Sunday, August 29, 2010

N is for Names

What's in a name? Would a rose by any other name smell so sweet? Would Harry Potter be nearly as successful had he been named Floyd Napers? Or Frodo Baggins if he were named Gus Hill?

Though you might not be able to tell a lot about a person on the street by their name, you can often tell a lot about a character. The difference? Well, most people on the street go by names given to them at birth, before their skills, interests, and personalities have been formed. Characters, on the other hand, are named by an author who has that character fully mapped out.

Names can tell you a lot about a person even before you start reading about them. A name like Sarah or James might indicate the character comes from a Christian background and are most likely in an English-speaking country. A name like Katsa or Briar might suggest they are of a fantasy world and have a bit of a fiery personality. Names like Aragorn or Cimorene have a bit of nobility about them, whereas names like Harry or Beckie have a bit of natural grit in them.

Of course, you can work with stereotypes or against them. Having a commoner named Eragon, something which sounds a bit noble, automatically clues the reader in that there might be more to this kid than others think. Same way that naming a prince Humperdinck lets the reader know that this guy isn't to be taken too seriously. Or, you might be meaning to take us on the utterly unsuspected journey of a simpleton (Arthur Dent, Harry Potter) through worlds of greatness.

In choosing names, I get inspiration from different sources. Stormy was the name of my cat (which I picked for her as well). I reused the name for one of my characters over 5 years, and am pondering using it again in my upcoming book. In glancing at my CDs one day, I saw the name of a production company and thought, that'd be a pretty cool name! Thus Narada Moon was born.

I tend to cling to names I like. Jasper was the name of the street I grew up on, as well as one of the villains in 101 Dalmatians (one of my favorite movies). However, that name has become rather popular in other I'm debating the logic of using it as well. J's in general seem to be kinda my thing, and if I could get away with it, I'd have every guy named a Joel, Jeff, Jason, Jon, Jake, Jimmy, etc.

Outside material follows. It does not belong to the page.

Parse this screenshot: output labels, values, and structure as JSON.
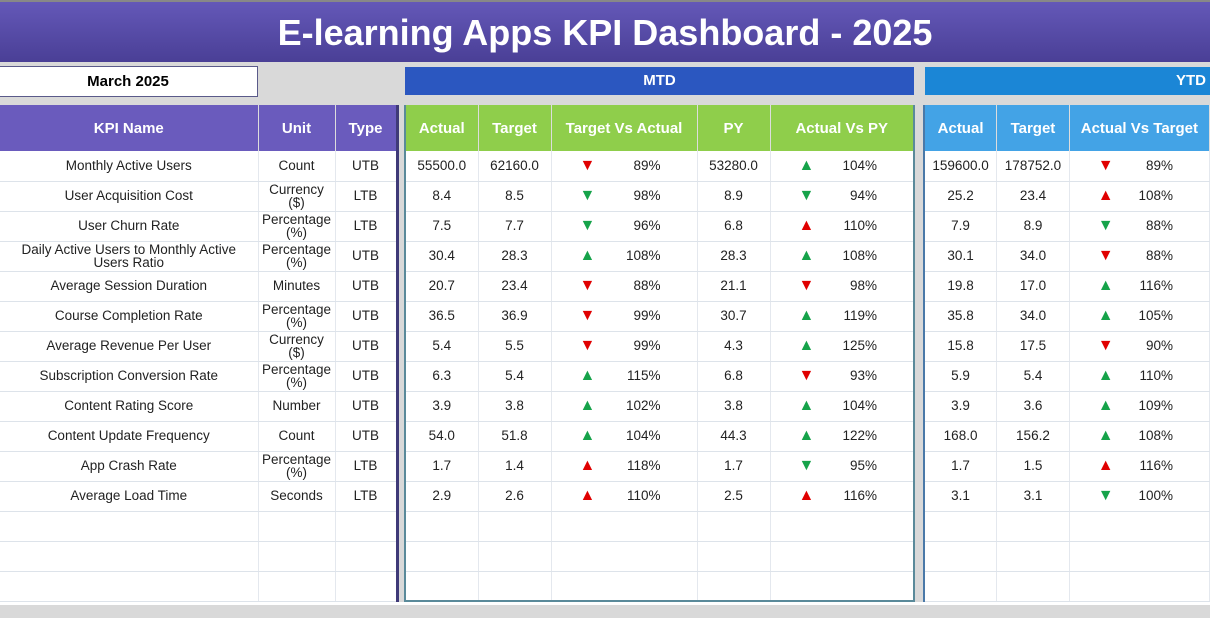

I've also found that my names tend to have a similarity of syllable count and even letter count:
Stormy Kael - 10 letters, 4 syllables
Raven Azure - 10 letters, 4 syllables
Narada Moon - 10 letters, 4 syllables
Jasper Tyree - 11 letters, 4 syllables
Shauna Thercer - 13 letters, 4 syllables
Amy Gordon - 9 letters, 4 syllables
I actually came upon this discovery completely by accident after creating my third character. I honestly had no idea I was gravitating toward that formula until I'd typed them all out in succession. Perhaps it follows from my real name having 4 syllables and having (annoyingly at times [because it gets cut off]) more than 10 letters.

Unfortunately, variety is very important. It's best not to have everyone's name sound the same. Rachel Green shouldn't appear in the same book with Randy Grant, otherwise it's much too easy for the common (speed)reader to mix them up.

Ease of reading a name is extremely important, especially for the main characters. Mamvish fsh Wimsih fsh Mentaff might be alright for a supporting character, but the main character might be better off being named Nita Callahan. Personally, I've never had much luck with making up names, which is one of the reasons why I think I'm most comfortable in the urban-fantasy genre.

Of course, none of these rules (if I can even call them that) are written in stone. What works for one book may have no hold in another.

So, do you have a favorite name? Or a trick to coming up with names? What works best for you while reading, or writing?